Members of a Congressional Committee today questioned whether some of the problems that resulted in several recalls of over-the-counter medicines at drug maker Johnson & Johnson were symptoms of a "too cozy" relationship between the company and the Food and Drug Administration.
Meanwhile William C. Weldon, the company's chairman and CEO, offered the panel profuse apologies for problems that led to the recall of 135 millions bottles of children's liquid medicines and smaller amounts of Motrin pills.

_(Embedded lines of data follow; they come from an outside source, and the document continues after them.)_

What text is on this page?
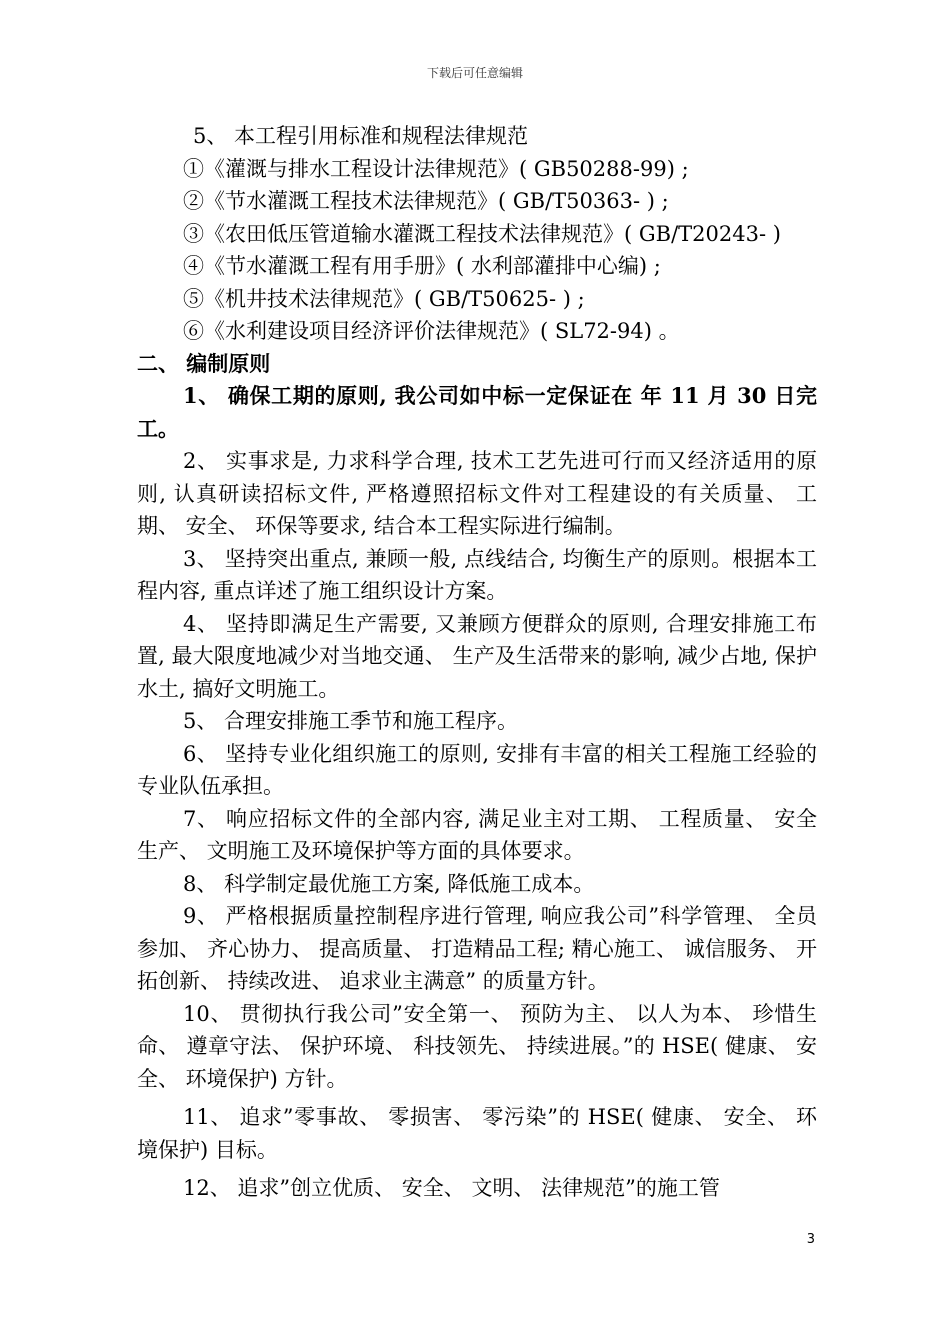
下载后可任意编辑

5、 本工程引用标准和规程法律规范

①《灌溉与排水工程设计法律规范》( GB50288-99) ;

②《节水灌溉工程技术法律规范》( GB/T50363- ) ;

③《农田低压管道输水灌溉工程技术法律规范》( GB/T20243- )

④《节水灌溉工程有用手册》( 水利部灌排中心编) ;

⑤《机井技术法律规范》( GB/T50625- ) ;

⑥《水利建设项目经济评价法律规范》( SL72-94) 。

二、 编制原则

1、 确保工期的原则, 我公司如中标一定保证在 年 11 月 30 日完工。

2、 实事求是, 力求科学合理, 技术工艺先进可行而又经济适用的原则, 认真研读招标文件, 严格遵照招标文件对工程建设的有关质量、 工期、 安全、 环保等要求, 结合本工程实际进行编制。

3、 坚持突出重点, 兼顾一般, 点线结合, 均衡生产的原则。根据本工程内容, 重点详述了施工组织设计方案。

4、 坚持即满足生产需要, 又兼顾方便群众的原则, 合理安排施工布置, 最大限度地减少对当地交通、 生产及生活带来的影响, 减少占地, 保护水土, 搞好文明施工。

5、 合理安排施工季节和施工程序。

6、 坚持专业化组织施工的原则, 安排有丰富的相关工程施工经验的专业队伍承担。

7、 响应招标文件的全部内容, 满足业主对工期、 工程质量、 安全生产、 文明施工及环境保护等方面的具体要求。

8、 科学制定最优施工方案, 降低施工成本。

9、 严格根据质量控制程序进行管理, 响应我公司”科学管理、 全员参加、 齐心协力、 提高质量、 打造精品工程; 精心施工、 诚信服务、 开拓创新、 持续改进、 追求业主满意” 的质量方针。

10、 贯彻执行我公司”安全第一、 预防为主、 以人为本、 珍惜生命、 遵章守法、 保护环境、 科技领先、 持续进展。”的 HSE( 健康、 安全、 环境保护) 方针。

11、 追求”零事故、 零损害、 零污染”的 HSE( 健康、 安全、 环境保护) 目标。

12、 追求”创立优质、 安全、 文明、 法律规范”的施工管

3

"This was not one of our best moments. ... We did not maintain our high quality standards and as a result children did not have access to our important medicines" Weldon told the House Oversight and Government Reform Committee. "We let the public down."
"We have learned a lot of lessons from this unfortunate situation. I can only assure you that we will do everything in our power to never let this happen ever again."
Weldon's comments came as the company's McNeil Consumer Healthcare subsidiary readies to start returning its children's liquid medications to store shelves next week and the Justice Department conducts a criminal probe of actions by the company and by FDA officials.
The return of the products comes amidst continuing FDA concerns about the company's manufacturing procedures.
Dr. Joshua M. Sharfstein, FDA principal deputy commissioner told the committee today that after looking at the company's Pennsylvania plant that made the liquid children's medicines, the FDA took a closer look at the company's other plants.
"The company had an inadequate quality system that you could see in multiple facilities," Sharfstein told the committee. He said the FDA is closely watching the company's actions.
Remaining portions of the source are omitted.